A financial depression usually lasts longer than a recession and can cause significant damage to the economy, such as high levels of unemployment and a decrease in overall wealth.
What impact do higher interest rates have on the market?
Higher interest rates can be a sign of a healthy, growing economy. They can also indicate that the market is expecting inflation. This can cause investors to become more cautious, as higher interest rates reduce the return on investments.
Higher interest rates can also mean higher borrowing costs for companies, which can cause them to reduce their investments and cut back on hiring. Ultimately, higher interest rates can lead to slower economic growth, which can have a negative impact on the market. We just saw what happened to SVB and Signature bank.

What are the key considerations for tax and estate planning?
Tax and estate planning are important aspects of financial planning. They involve understanding and taking advantage of the various tax and estate laws and regulations to plan for the efficient use of one's financial resources.
Tax and estate planning can help individuals and families save money, reduce their tax liability, and make sure their assets are managed in accordance with their wishes.
With a comprehensive tax and estate plan, individuals can ensure that their financial goals are met, and their family is taken care of after they are gone.
How is a family trust established?
Family trust in financial terms refers to a type of trust created by a family member, typically a parent, for the benefit of their family members. This type of trust helps to protect family assets from taxes, creditors and other liabilities.
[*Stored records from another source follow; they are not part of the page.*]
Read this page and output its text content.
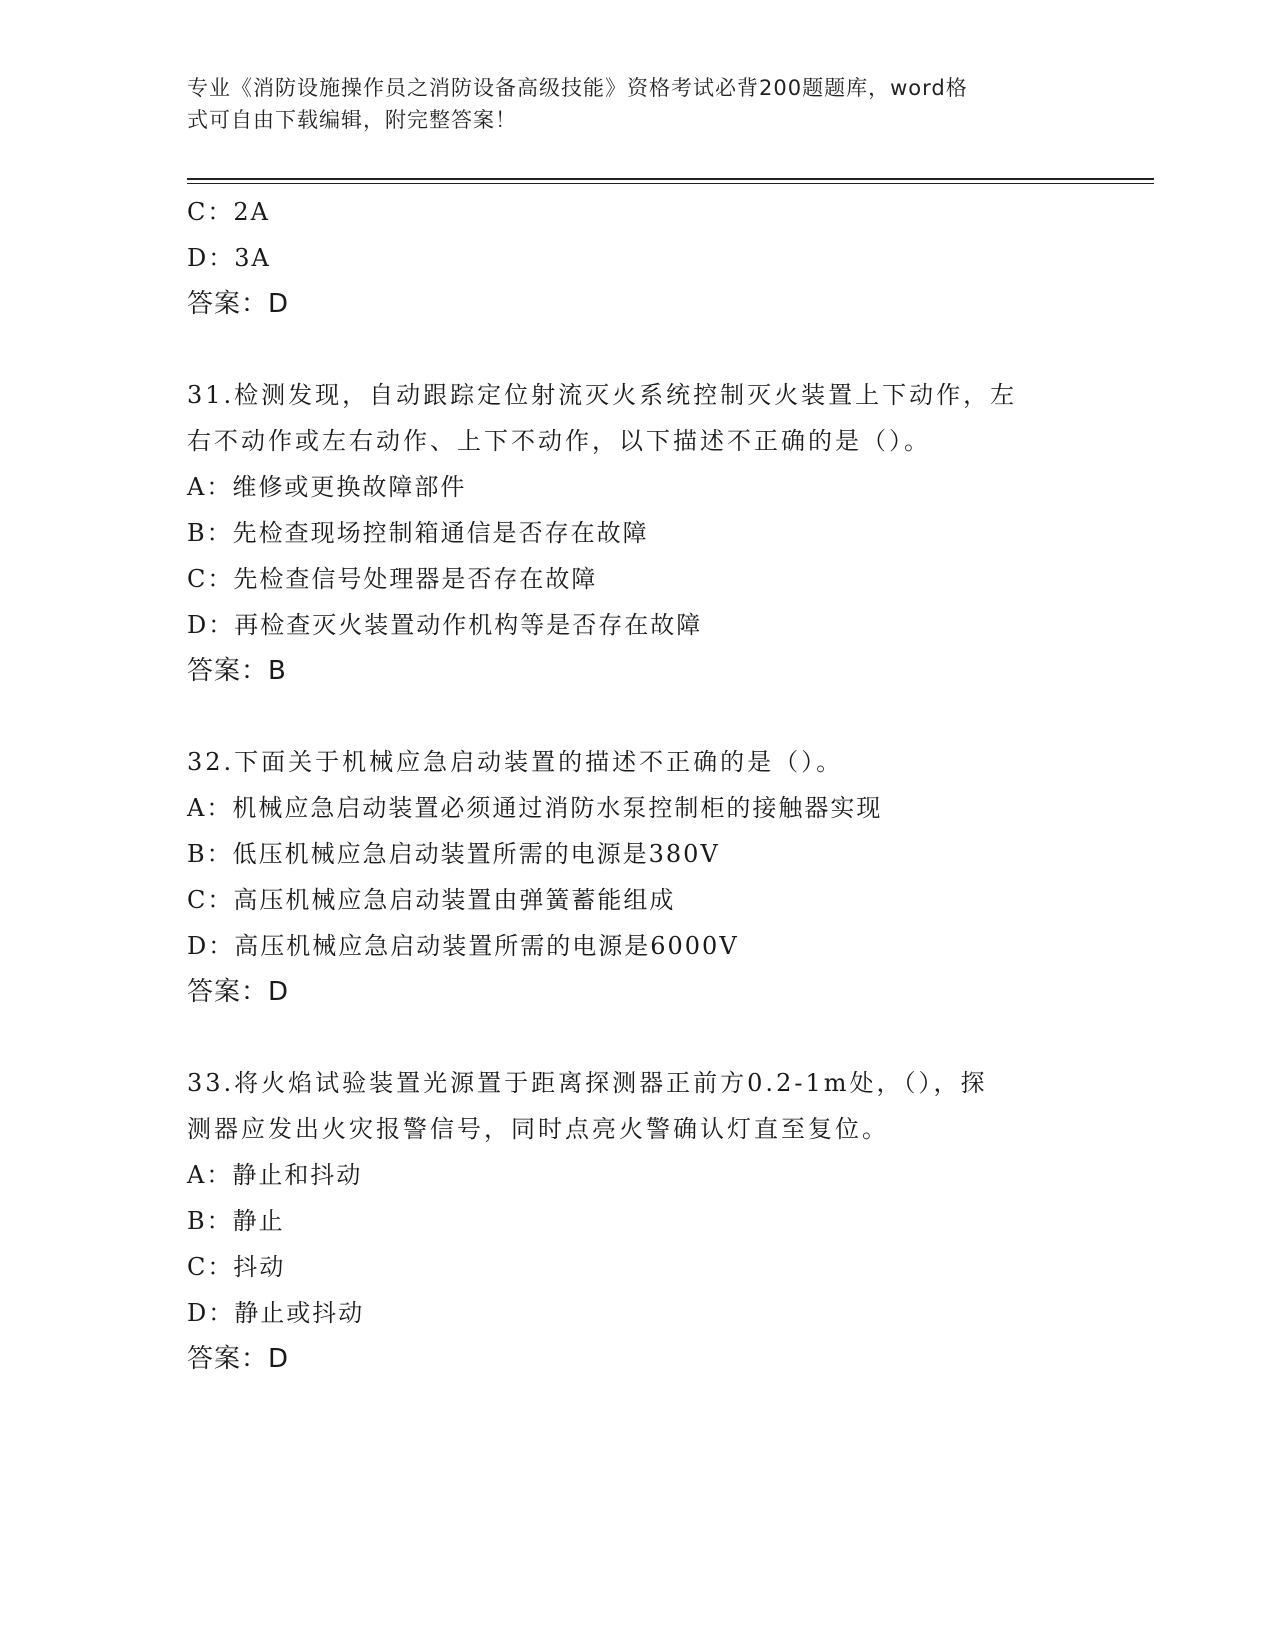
专业《消防设施操作员之消防设备高级技能》资格考试必背200题题库，word格
式可自由下载编辑，附完整答案！
C：2A
D：3A
答案：D
31.检测发现，自动跟踪定位射流灭火系统控制灭火装置上下动作，左
右不动作或左右动作、上下不动作，以下描述不正确的是（）。
A：维修或更换故障部件
B：先检查现场控制箱通信是否存在故障
C：先检查信号处理器是否存在故障
D：再检查灭火装置动作机构等是否存在故障
答案：B
32.下面关于机械应急启动装置的描述不正确的是（）。
A：机械应急启动装置必须通过消防水泵控制柜的接触器实现
B：低压机械应急启动装置所需的电源是380V
C：高压机械应急启动装置由弹簧蓄能组成
D：高压机械应急启动装置所需的电源是6000V
答案：D
33.将火焰试验装置光源置于距离探测器正前方0.2-1m处，（），探
测器应发出火灾报警信号，同时点亮火警确认灯直至复位。
A：静止和抖动
B：静止
C：抖动
D：静止或抖动
答案：D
It also allows for the transfer of assets within the family to be managed in an organized and responsible way. Family trusts can be used to minimize inheritance tax, pass on wealth to future generations, and provide a financial safety net for the family. Furthermore, family trusts can also be used to provide stability and financial security during times of hardship.
Who should set up a family trust?
A family trust can be set up by anyone who wants to protect their assets and ensure that they are distributed according to their wishes after they pass away. Typically, family trusts are set up by parents or grandparents who want to provide for their children and grandchildren after they are gone, but they can also be established by individuals who want to protect their assets from creditors, lawsuits, or other potential threats.
Additionally, family trusts can be used to reduce estate taxes, protect assets from divorce or bankruptcy of beneficiaries, and provide for the care of beneficiaries with special needs. It is important to consult with an attorney or financial advisor to determine if a family trust is appropriate for your individual situation.
Can the founder of the family trust establish a decision-making board to oversee the activities of the family trust?
Yes, the founder of a family trust can create a decision board to oversee and manage the activities of the trust. A decision board is a group of individuals appointed by the trust founder or trustee to make decisions about the management and operation of the trust. The board can be made up of family members, trusted advisors or professionals.
The board can have various powers and responsibilities, depending on the terms of the trust agreement. It's important to consult with a legal professional to ensure that the decision board is properly established and operates in accordance with the trust agreement and applicable laws.